In vivo testing of drug-linker stability.

ABSTRACT

Antibody-drug conjugates (ADCs) are promising biotherapeutics designed to selectively deliver highly cytotoxic drugs to tumor cells while sparing normal tissues. They can be viewed as prodrugs, stable in the bloodstream in order to minimize drug release in circulation and efficiently converted into active drugs in the tumor tissues. Designing the right combination of monoclonal antibody (mAb), linker and drug, requires monitoring and understanding the behavior of all three components in the bloodstream and tumor. In particular, linkers have been shown to influence efficacy and safety profiles of ADCs, and monitoring in vivo "drug-linker stability" is therefore critical to help the linker choice and is performed by identifying the pharmacokinetics (PK) profiles.
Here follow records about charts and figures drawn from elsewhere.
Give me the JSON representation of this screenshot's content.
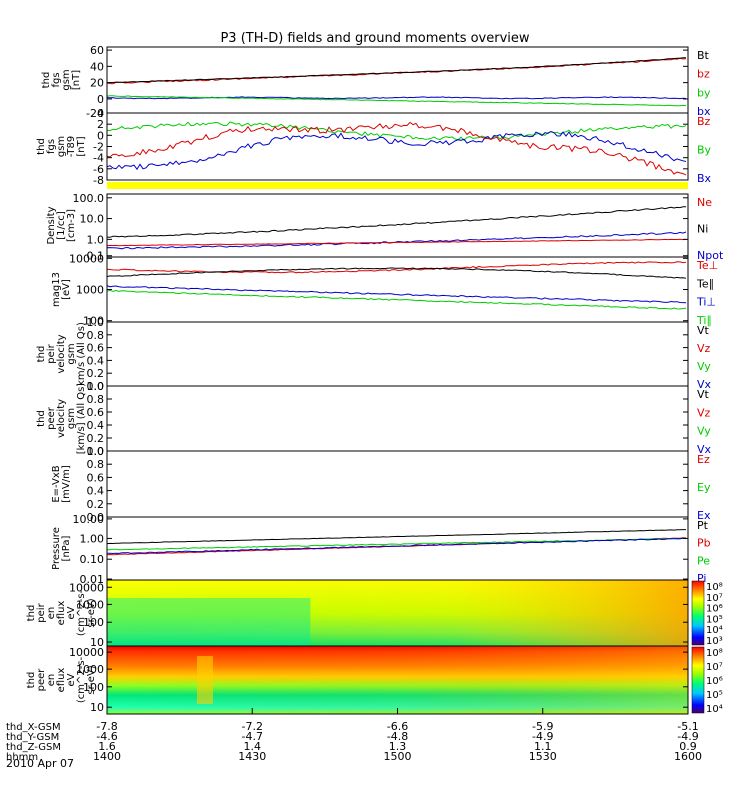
{
  "chart_data": {
    "type": "line",
    "title": "P3 (TH-D) fields and ground moments overview",
    "x_ticks": [
      "1400",
      "1430",
      "1500",
      "1530",
      "1600"
    ],
    "footer_rows": [
      {
        "label": "thd_X-GSM",
        "values": [
          "-7.8",
          "-7.2",
          "-6.6",
          "-5.9",
          "-5.1"
        ]
      },
      {
        "label": "thd_Y-GSM",
        "values": [
          "-4.6",
          "-4.7",
          "-4.8",
          "-4.9",
          "-4.9"
        ]
      },
      {
        "label": "thd_Z-GSM",
        "values": [
          "1.6",
          "1.4",
          "1.3",
          "1.1",
          "0.9"
        ]
      },
      {
        "label": "hhmm",
        "values": [
          "1400",
          "1430",
          "1500",
          "1530",
          "1600"
        ]
      }
    ],
    "date_label": "2010 Apr 07",
    "colors": {
      "black": "#000000",
      "red": "#dd0000",
      "green": "#00cc00",
      "blue": "#0000cc",
      "yellow": "#ffff00"
    },
    "panels": [
      {
        "id": "fgs",
        "ylabel": [
          "thd",
          "fgs",
          "gsm",
          "[nT]"
        ],
        "ticks": [
          "60",
          "40",
          "20",
          "0",
          "-20"
        ],
        "legend": [
          {
            "t": "Bt",
            "c": "black"
          },
          {
            "t": "bz",
            "c": "red"
          },
          {
            "t": "by",
            "c": "green"
          },
          {
            "t": "bx",
            "c": "blue"
          }
        ]
      },
      {
        "id": "t89",
        "ylabel": [
          "thd",
          "fgs",
          "gsm",
          "-T89",
          "[nT]"
        ],
        "ticks": [
          "4",
          "2",
          "0",
          "-2",
          "-4",
          "-6",
          "-8"
        ],
        "legend": [
          {
            "t": "Bz",
            "c": "red"
          },
          {
            "t": "By",
            "c": "green"
          },
          {
            "t": "Bx",
            "c": "blue"
          }
        ]
      },
      {
        "id": "density",
        "ylabel": [
          "Density",
          "[1/cc]",
          "[cm-3]"
        ],
        "ticks": [
          "100.0",
          "10.0",
          "1.0",
          "0.1"
        ],
        "legend": [
          {
            "t": "Ne",
            "c": "red"
          },
          {
            "t": "Ni",
            "c": "black"
          },
          {
            "t": "Npot",
            "c": "blue"
          }
        ]
      },
      {
        "id": "temp",
        "ylabel": [
          "mag13",
          "[eV]"
        ],
        "ticks": [
          "10000",
          "1000",
          "100"
        ],
        "legend": [
          {
            "t": "Te⊥",
            "c": "red"
          },
          {
            "t": "Te∥",
            "c": "black"
          },
          {
            "t": "Ti⊥",
            "c": "blue"
          },
          {
            "t": "Ti∥",
            "c": "green"
          }
        ]
      },
      {
        "id": "vpeir",
        "ylabel": [
          "thd",
          "peir",
          "velocity",
          "gsm",
          "km/s (All Qs)"
        ],
        "ticks": [
          "1.0",
          "0.8",
          "0.6",
          "0.4",
          "0.2",
          "0.0"
        ],
        "legend": [
          {
            "t": "Vt",
            "c": "black"
          },
          {
            "t": "Vz",
            "c": "red"
          },
          {
            "t": "Vy",
            "c": "green"
          },
          {
            "t": "Vx",
            "c": "blue"
          }
        ]
      },
      {
        "id": "vpeer",
        "ylabel": [
          "thd",
          "peer",
          "velocity",
          "gsm",
          "[km/s] (All Qs)"
        ],
        "ticks": [
          "1.0",
          "0.8",
          "0.6",
          "0.4",
          "0.2",
          "0.0"
        ],
        "legend": [
          {
            "t": "Vt",
            "c": "black"
          },
          {
            "t": "Vz",
            "c": "red"
          },
          {
            "t": "Vy",
            "c": "green"
          },
          {
            "t": "Vx",
            "c": "blue"
          }
        ]
      },
      {
        "id": "efield",
        "ylabel": [
          "E=-VxB",
          "[mV/m]"
        ],
        "ticks": [
          "1.0",
          "0.8",
          "0.6",
          "0.4",
          "0.2",
          "0.0"
        ],
        "legend": [
          {
            "t": "Ez",
            "c": "red"
          },
          {
            "t": "Ey",
            "c": "green"
          },
          {
            "t": "Ex",
            "c": "blue"
          }
        ]
      },
      {
        "id": "pressure",
        "ylabel": [
          "Pressure",
          "[nPa]"
        ],
        "ticks": [
          "10.00",
          "1.00",
          "0.10",
          "0.01"
        ],
        "legend": [
          {
            "t": "Pt",
            "c": "black"
          },
          {
            "t": "Pb",
            "c": "red"
          },
          {
            "t": "Pe",
            "c": "green"
          },
          {
            "t": "Pi",
            "c": "blue"
          }
        ]
      },
      {
        "id": "ion_spec",
        "ylabel": [
          "thd",
          "peir",
          "en",
          "eflux",
          "eV",
          "(cm^2-s-",
          "sr-eV)"
        ],
        "ticks": [
          "10000",
          "1000",
          "100",
          "10"
        ],
        "colorbar": [
          "10⁸",
          "10⁷",
          "10⁶",
          "10⁵",
          "10⁴",
          "10³"
        ]
      },
      {
        "id": "ele_spec",
        "ylabel": [
          "thd",
          "peer",
          "en",
          "eflux",
          "eV",
          "(cm^2-s-",
          "sr-eV)"
        ],
        "ticks": [
          "10000",
          "1000",
          "100",
          "10"
        ],
        "colorbar": [
          "10⁸",
          "10⁷",
          "10⁶",
          "10⁵",
          "10⁴"
        ]
      }
    ]
  }
}
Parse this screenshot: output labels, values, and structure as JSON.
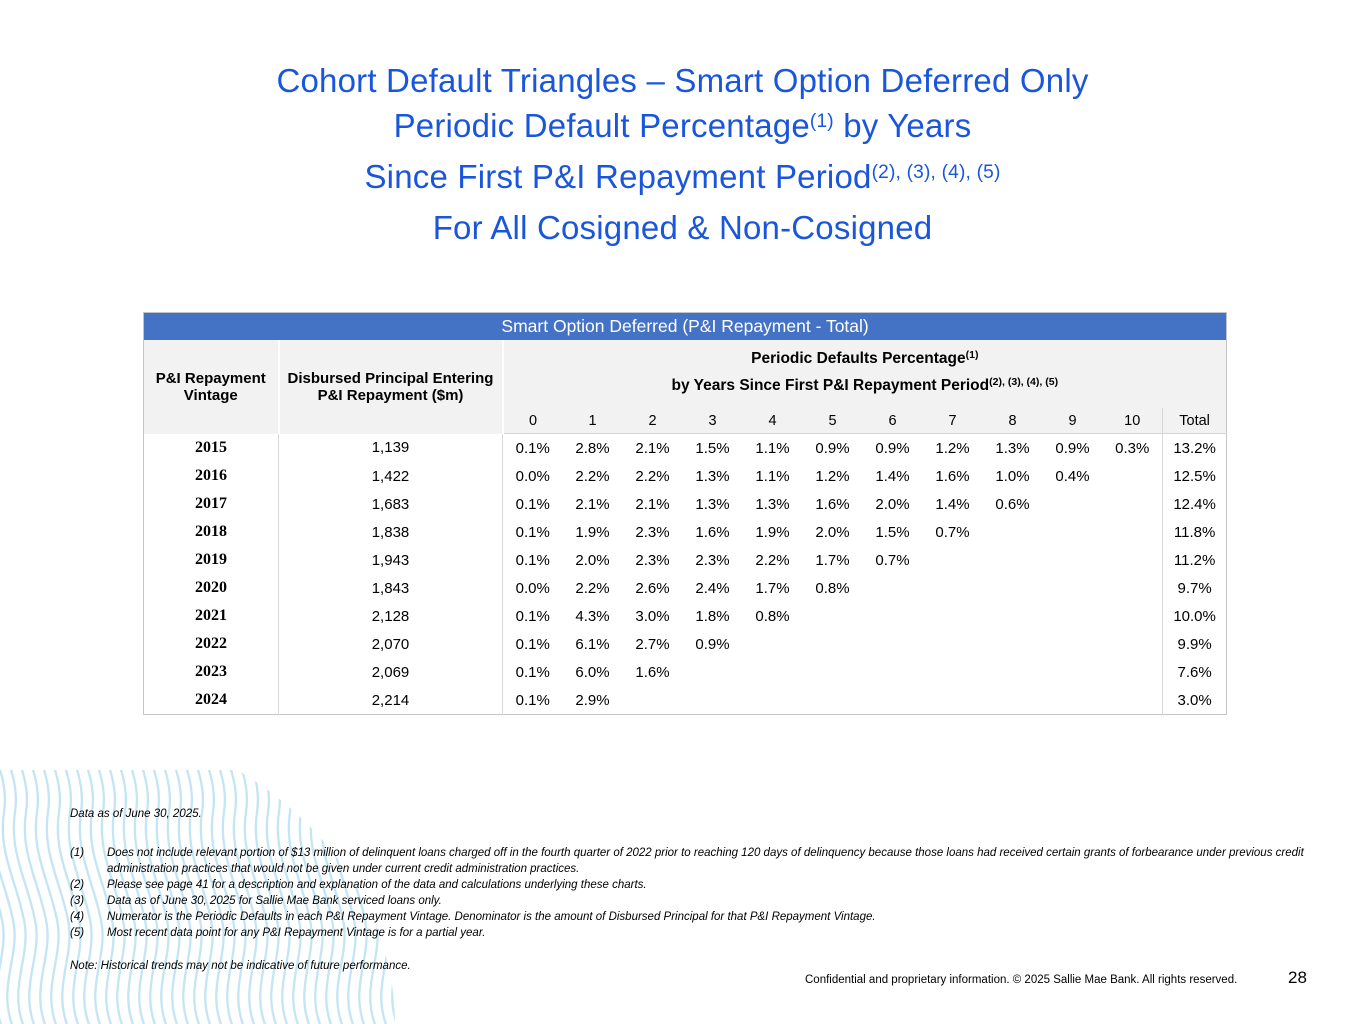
{
  "title": {
    "line1": "Cohort Default Triangles – Smart Option Deferred Only",
    "line2_pre": "Periodic Default Percentage",
    "line2_sup": "(1)",
    "line2_post": " by Years",
    "line3_pre": "Since First P&I Repayment Period",
    "line3_sup": "(2), (3), (4), (5)",
    "line4": "For All Cosigned & Non-Cosigned"
  },
  "table": {
    "caption": "Smart Option Deferred (P&I Repayment - Total)",
    "col1_header": "P&I Repayment Vintage",
    "col2_header": "Disbursed Principal Entering P&I Repayment ($m)",
    "group_header_line1": "Periodic Defaults Percentage",
    "group_header_sup1": "(1)",
    "group_header_line2": "by Years Since First P&I Repayment Period",
    "group_header_sup2": "(2), (3), (4), (5)",
    "year_columns": [
      "0",
      "1",
      "2",
      "3",
      "4",
      "5",
      "6",
      "7",
      "8",
      "9",
      "10",
      "Total"
    ],
    "rows": [
      {
        "vintage": "2015",
        "principal": "1,139",
        "values": [
          "0.1%",
          "2.8%",
          "2.1%",
          "1.5%",
          "1.1%",
          "0.9%",
          "0.9%",
          "1.2%",
          "1.3%",
          "0.9%",
          "0.3%"
        ],
        "total": "13.2%"
      },
      {
        "vintage": "2016",
        "principal": "1,422",
        "values": [
          "0.0%",
          "2.2%",
          "2.2%",
          "1.3%",
          "1.1%",
          "1.2%",
          "1.4%",
          "1.6%",
          "1.0%",
          "0.4%"
        ],
        "total": "12.5%"
      },
      {
        "vintage": "2017",
        "principal": "1,683",
        "values": [
          "0.1%",
          "2.1%",
          "2.1%",
          "1.3%",
          "1.3%",
          "1.6%",
          "2.0%",
          "1.4%",
          "0.6%"
        ],
        "total": "12.4%"
      },
      {
        "vintage": "2018",
        "principal": "1,838",
        "values": [
          "0.1%",
          "1.9%",
          "2.3%",
          "1.6%",
          "1.9%",
          "2.0%",
          "1.5%",
          "0.7%"
        ],
        "total": "11.8%"
      },
      {
        "vintage": "2019",
        "principal": "1,943",
        "values": [
          "0.1%",
          "2.0%",
          "2.3%",
          "2.3%",
          "2.2%",
          "1.7%",
          "0.7%"
        ],
        "total": "11.2%"
      },
      {
        "vintage": "2020",
        "principal": "1,843",
        "values": [
          "0.0%",
          "2.2%",
          "2.6%",
          "2.4%",
          "1.7%",
          "0.8%"
        ],
        "total": "9.7%"
      },
      {
        "vintage": "2021",
        "principal": "2,128",
        "values": [
          "0.1%",
          "4.3%",
          "3.0%",
          "1.8%",
          "0.8%"
        ],
        "total": "10.0%"
      },
      {
        "vintage": "2022",
        "principal": "2,070",
        "values": [
          "0.1%",
          "6.1%",
          "2.7%",
          "0.9%"
        ],
        "total": "9.9%"
      },
      {
        "vintage": "2023",
        "principal": "2,069",
        "values": [
          "0.1%",
          "6.0%",
          "1.6%"
        ],
        "total": "7.6%"
      },
      {
        "vintage": "2024",
        "principal": "2,214",
        "values": [
          "0.1%",
          "2.9%"
        ],
        "total": "3.0%"
      }
    ]
  },
  "footnotes": {
    "data_as_of": "Data as of June 30, 2025.",
    "items": [
      {
        "num": "(1)",
        "text": "Does not include relevant portion of $13 million of delinquent loans charged off in the fourth quarter of 2022 prior to reaching 120 days of delinquency because those loans had received certain grants of forbearance under previous credit administration practices that would not be given under current credit administration practices."
      },
      {
        "num": "(2)",
        "text": "Please see page 41 for a description and explanation of the data and calculations underlying these charts."
      },
      {
        "num": "(3)",
        "text": "Data as of June 30, 2025 for Sallie Mae Bank serviced loans only."
      },
      {
        "num": "(4)",
        "text": "Numerator is the Periodic Defaults in each P&I Repayment Vintage. Denominator is the amount of Disbursed Principal for that P&I Repayment Vintage."
      },
      {
        "num": "(5)",
        "text": "Most recent data point for any P&I Repayment Vintage is for a partial year."
      }
    ],
    "note": "Note: Historical trends may not be indicative of future performance."
  },
  "footer": {
    "copyright": "Confidential and proprietary information. © 2025 Sallie Mae Bank. All rights reserved.",
    "page_number": "28"
  },
  "colors": {
    "title-blue": "#1a56db",
    "banner-blue": "#4472c4",
    "header-gray": "#f2f2f2",
    "wave-blue": "#c3e5f4"
  }
}
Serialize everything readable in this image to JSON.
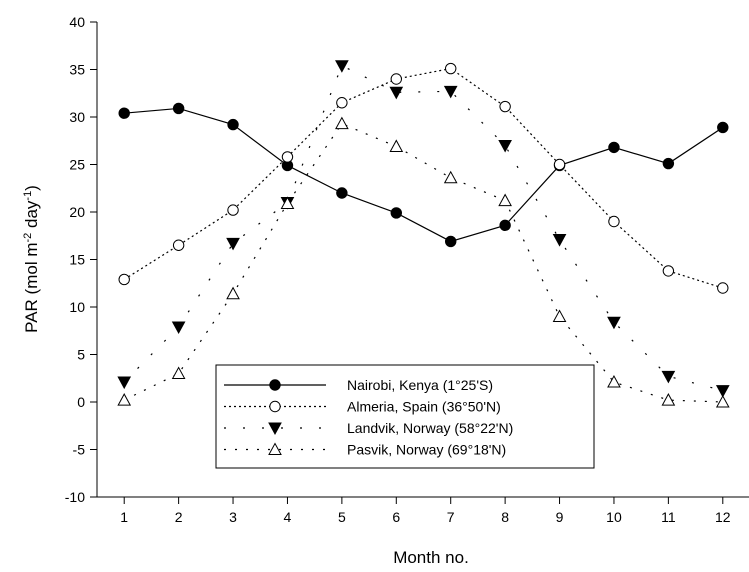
{
  "chart_data": {
    "type": "line",
    "title": "",
    "xlabel": "Month no.",
    "ylabel_prefix": "PAR (mol m",
    "ylabel_sup1": "-2",
    "ylabel_mid": " day",
    "ylabel_sup2": "-1",
    "ylabel_suffix": ")",
    "xlim": [
      0.5,
      12.5
    ],
    "ylim": [
      -10,
      40
    ],
    "x_ticks": [
      1,
      2,
      3,
      4,
      5,
      6,
      7,
      8,
      9,
      10,
      11,
      12
    ],
    "y_ticks": [
      -10,
      -5,
      0,
      5,
      10,
      15,
      20,
      25,
      30,
      35,
      40
    ],
    "grid": false,
    "legend_position": "lower-center",
    "x": [
      1,
      2,
      3,
      4,
      5,
      6,
      7,
      8,
      9,
      10,
      11,
      12
    ],
    "series": [
      {
        "name": "Nairobi, Kenya (1°25'S)",
        "marker": "filled-circle",
        "line": "solid",
        "values": [
          30.4,
          30.9,
          29.2,
          24.9,
          22.0,
          19.9,
          16.9,
          18.6,
          24.9,
          26.8,
          25.1,
          28.9
        ]
      },
      {
        "name": "Almeria, Spain (36°50'N)",
        "marker": "open-circle",
        "line": "dotted",
        "values": [
          12.9,
          16.5,
          20.2,
          25.8,
          31.5,
          34.0,
          35.1,
          31.1,
          25.0,
          19.0,
          13.8,
          12.0
        ]
      },
      {
        "name": "Landvik, Norway (58°22'N)",
        "marker": "filled-triangle-down",
        "line": "dash-dot-sparse",
        "values": [
          2.1,
          7.9,
          16.7,
          21.0,
          35.4,
          32.6,
          32.7,
          27.0,
          17.1,
          8.4,
          2.7,
          1.2
        ]
      },
      {
        "name": "Pasvik, Norway (69°18'N)",
        "marker": "open-triangle-up",
        "line": "dotted-sparse",
        "values": [
          0.2,
          3.0,
          11.4,
          20.9,
          29.3,
          26.9,
          23.6,
          21.2,
          9.0,
          2.1,
          0.2,
          0.0
        ]
      }
    ]
  }
}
PK properties of ADCs are measured by following the profiles of three entities (a) the conjugate (mAb entity carrying at least one drug), (b) the total antibody (mAb entity regardless of drug load), as well as (c) the free drugs and metabolites entities. This chapter focuses on the key analytical methods (ELISA immunoassays, TFC-MS/MS, and HRMS) used to support the PK profiles assessment of the three entities, allowing the characterization of ADC "drug-linker stability".